Jasta jest w bardzo dobrej formie (nota bene wspaniały człowiek, wywiady z nim i jego teksty zawsze chce się czytać). Silny krzyk doskonale pasuje do tego rodzaju muzyki, a w dodatku album okraszony jest bardzo dobrymi, pełnymi nonkonformistycznej postawy tekstami. To materiał wściekły nie tylko od strony muzycznej, ale także tekstowej.
Efekt potęguje brzmienie - Hatebreed od dawna współpracuje z tym samym realizatorem i słychać, że obie strony są w pełni świadome, do czego dążą. Każdy element miksu wykonano solidnie - perkusja ma odpowiednią głębię, gitary odpowiedni ciężar, a bas to doskonałe spoiwo i wybija się gdzieś nad tym wszystkim. Inną sprawą jest fakt, że zespół już lata temu osiągnął złoty środek w zakresie brzmienia, a co za tym idzie, każdy album brzmi podobnie, z niewielkimi tylko odchyłami. Nie można nikogo winić za niewielkie zmiany w tej materii, jak mówi nasze rodzime przysłowie, lepsze jest wrogiem dobrego.

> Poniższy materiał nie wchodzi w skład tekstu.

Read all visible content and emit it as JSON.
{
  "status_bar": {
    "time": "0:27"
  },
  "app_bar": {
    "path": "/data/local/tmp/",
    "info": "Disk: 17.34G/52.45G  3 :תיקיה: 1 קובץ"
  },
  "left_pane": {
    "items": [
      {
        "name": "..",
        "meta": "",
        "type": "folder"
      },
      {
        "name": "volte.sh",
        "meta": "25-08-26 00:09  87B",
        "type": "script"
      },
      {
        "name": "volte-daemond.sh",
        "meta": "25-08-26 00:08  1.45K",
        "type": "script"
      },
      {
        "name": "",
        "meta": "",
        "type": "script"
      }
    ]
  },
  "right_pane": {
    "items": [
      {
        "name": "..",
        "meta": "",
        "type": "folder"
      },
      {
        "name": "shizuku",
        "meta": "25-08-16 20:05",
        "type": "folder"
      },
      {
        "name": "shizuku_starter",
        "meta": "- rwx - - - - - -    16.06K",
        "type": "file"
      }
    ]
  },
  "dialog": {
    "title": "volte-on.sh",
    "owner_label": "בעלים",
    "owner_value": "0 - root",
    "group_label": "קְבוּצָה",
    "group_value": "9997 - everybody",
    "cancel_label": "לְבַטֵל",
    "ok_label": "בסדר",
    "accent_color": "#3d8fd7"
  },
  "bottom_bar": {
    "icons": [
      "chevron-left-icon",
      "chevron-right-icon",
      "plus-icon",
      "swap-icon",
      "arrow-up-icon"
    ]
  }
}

Warto wspomnieć o okładce i warstwie wizualnej albumu. Hatebreed nigdy nie rozpieszczał fanów na tym polu, więc i tym razem nie jest inaczej. Jestem w stanie zrozumieć dobór takiego, a nie innego obrazu, doceniam to, w jaki sposób koresponduje zarówno z tekstami, jak i z tytułem... Ale okładka "Weight Of The False Self" jest najzwyczajniej świecie brzydka i odstraszająca. Z drugiej strony to samo mógłbym napisać o absolutnie każdej ich okładce, może za wyjątkiem "The Divinity Of Purpose".
"Weight Of The False Self" jest albumem pozbawionym niespodzianek czy zaskoczeń i właśnie w tym tkwi jego siła. Hatebreed lata temu opracowało potężną recepturę na skrzyżowanie hardcore'u z metalem i jest do bólu konsekwentne. Przewijają się tutaj wielokrotnie sprawdzone zagrywki okraszone wielokrotnie sprawdzonym brzmieniem i daje to po prostu bardzo dobry efekt. Nie jest to album roku, niezależnie od tego, czy patrzymy na to, co wyszło w metalu, czy na to, co wyszło w hardcorze, ale całościowo mamy do czynienia z bardzo dobrym, przemyślanym i świetnie napisanym materiałem. Sprawdzone rozwiązania doskonale się tutaj spisują - ten kotlet dalej jest przepyszny i w ogóle nie smakuje jak odgrzany.